Brodkin received her Ph.D. in Political Science from the Massachusetts Institute of Technology, an M.P.A. with honors from Northeastern University, and a B.S. with honors in Journalism from Boston University. Prior to joining the faculty of the University of Chicago, Brodkin was a post-doctoral fellow at Harvard University's Kennedy School of Government and Interdisciplinary Program in Health and assistant professor of political science at the State University of New York at Stony Brook.

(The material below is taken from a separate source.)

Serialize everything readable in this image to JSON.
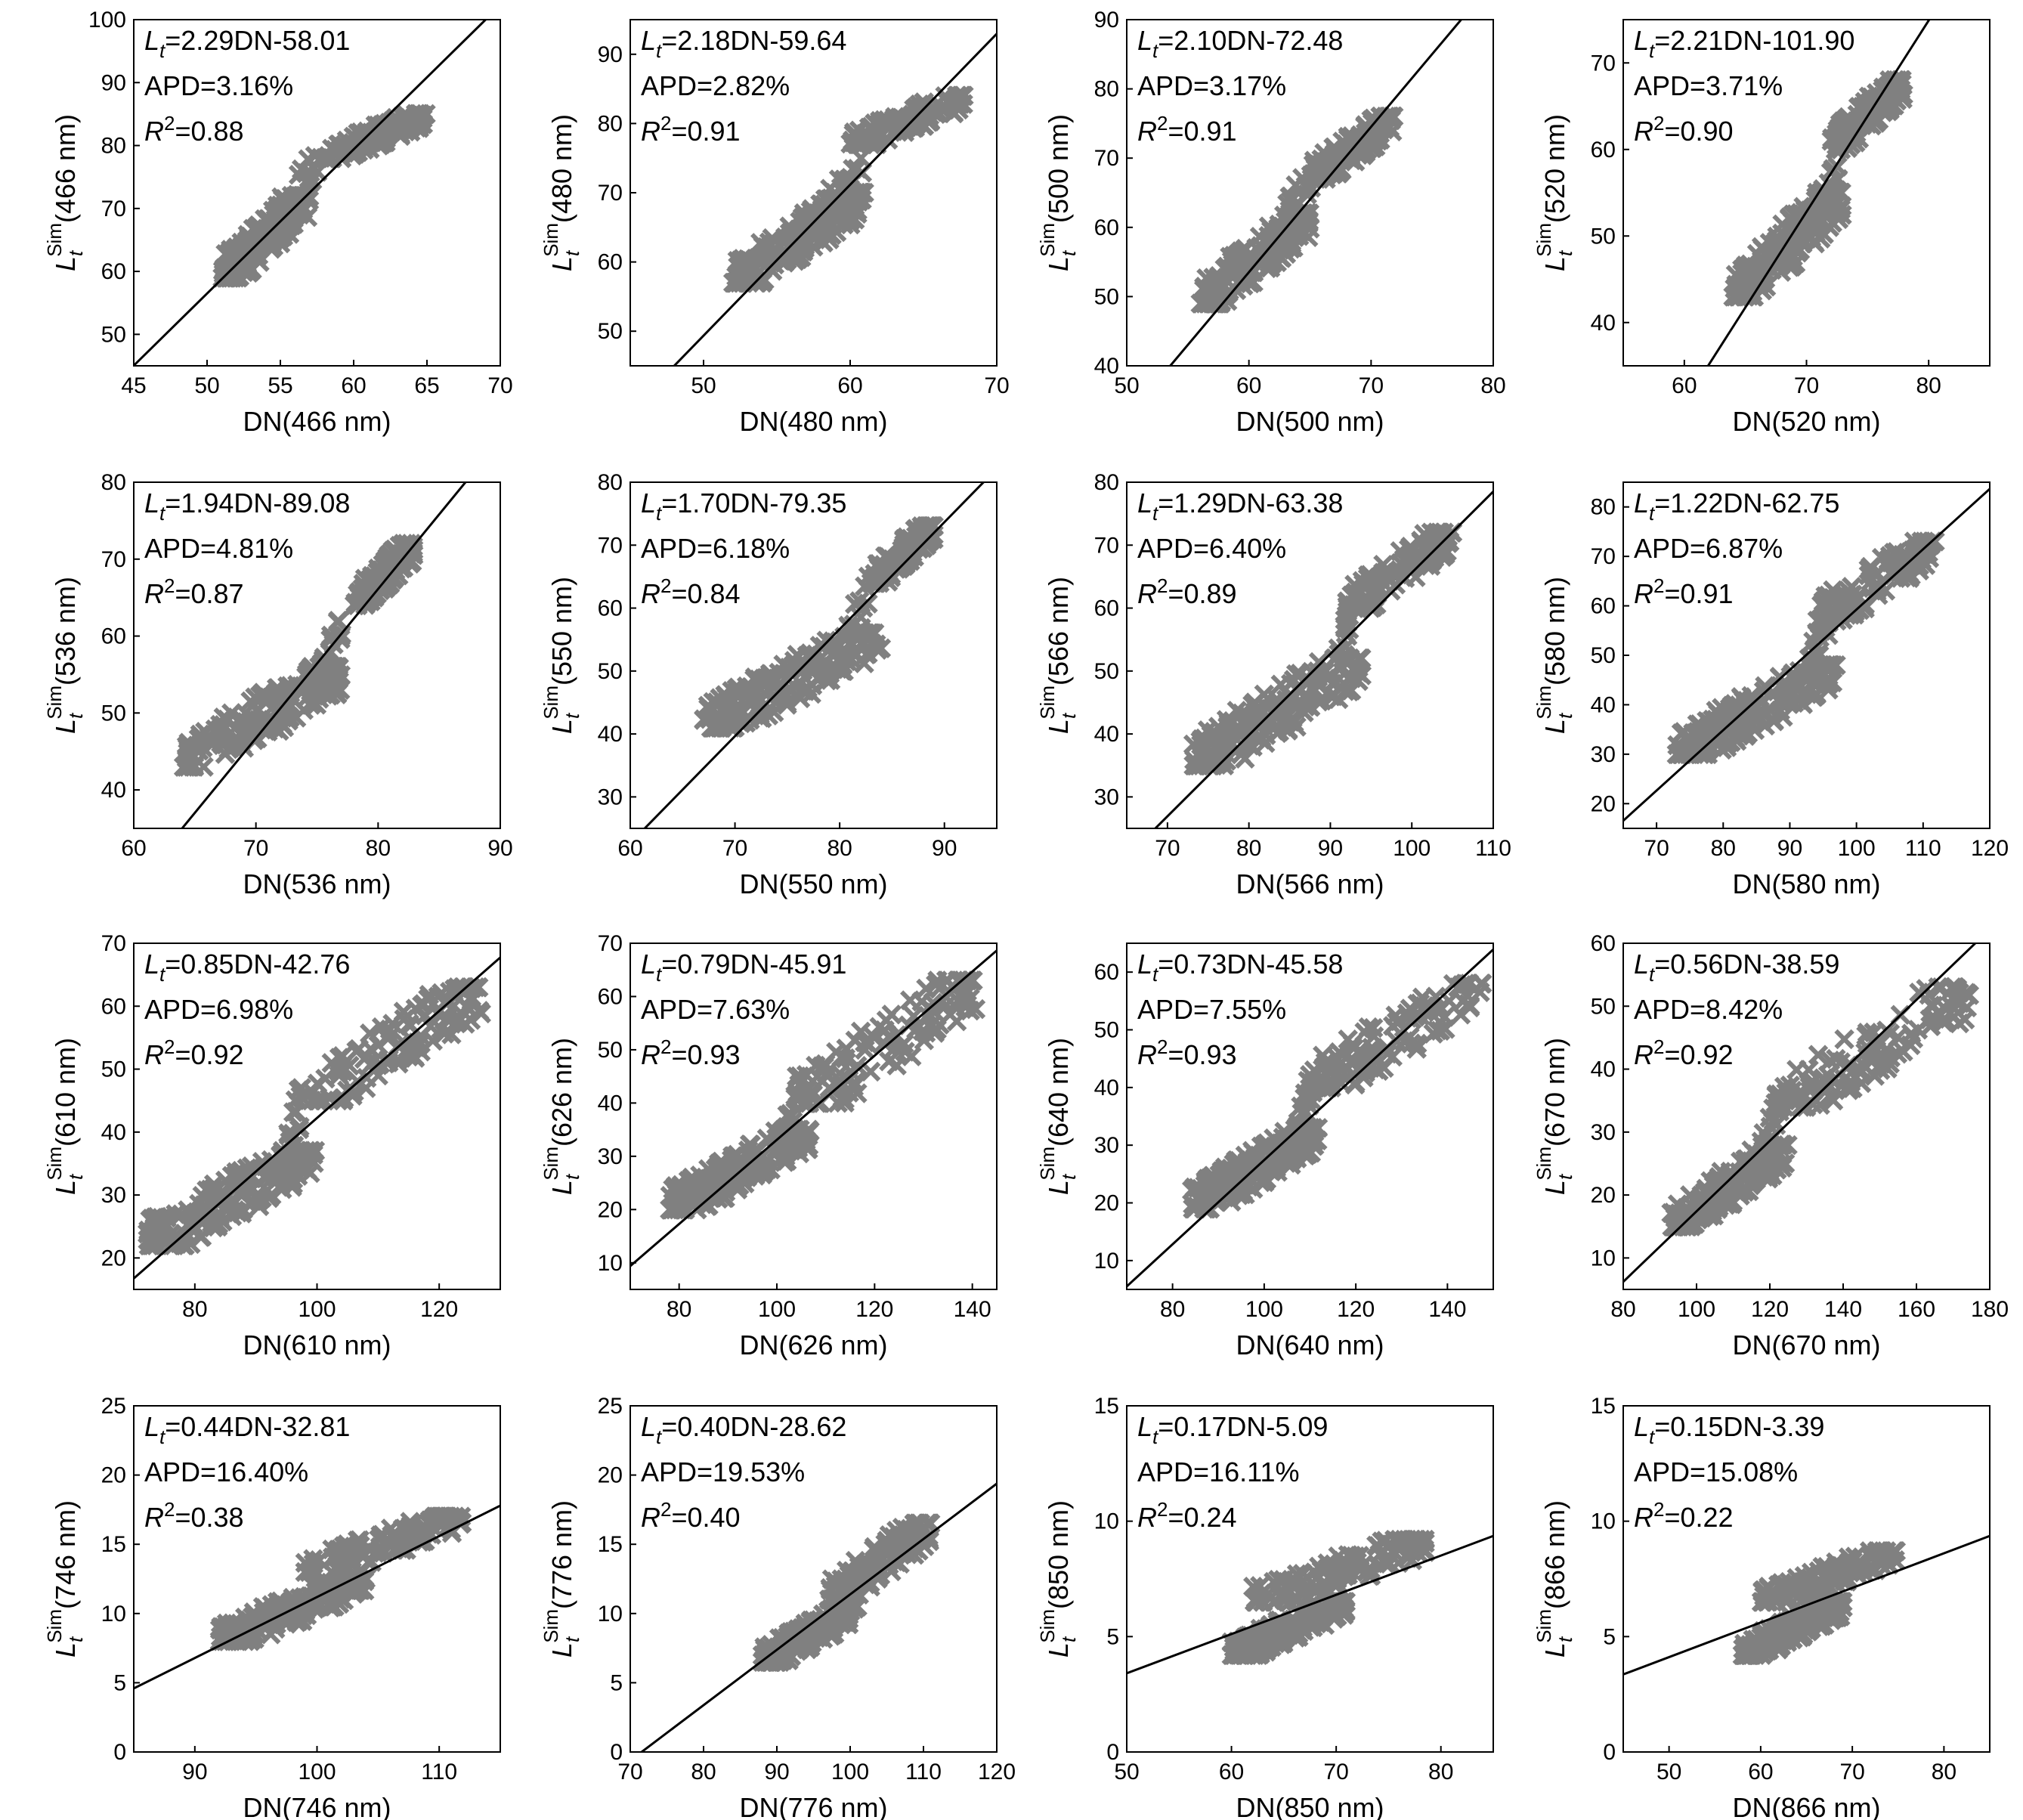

At SSA (now the Crown Family School), Brodkin initiated the graduate Program of Study on Poverty and Inequality and was its founding director, stepping down from the position in the Fall of 2018. She has been appointed to visiting professorships in the US and internationally. Visiting appointments in the US include NYU's Wagner Graduate School for Public Service; Hunter College, Silberman School of Social Work; and Northwestern University's Institute for Policy Research. Internationally, Brodkin has held visiting appointments in Australia, Denmark, France, Mexico, and Sweden.
Among her professional activities, Brodkin has served on the Policy Council of the Association for Public Policy Analysis and Management, the board of directors of the Chicago Jobs Council, and the editorial boards of Social Service Review, the Journal of Public Administration Research and Theory, the Journal of Public Policy, and University of Sydney Press. Beyond her academic presentations, Brodkin's research and expert views on social welfare policy and practices have reached a general audience through collaboration with advocacy groups in Chicago, media coverage, public speaking, and newspaper and magazine opinion articles.
Her work has been recognized by the American Political Science Association (Herbert Kaufman Award), the American Public Administration Association (Burchfield Award), and the Open Society Institute, where she was named a Fellow.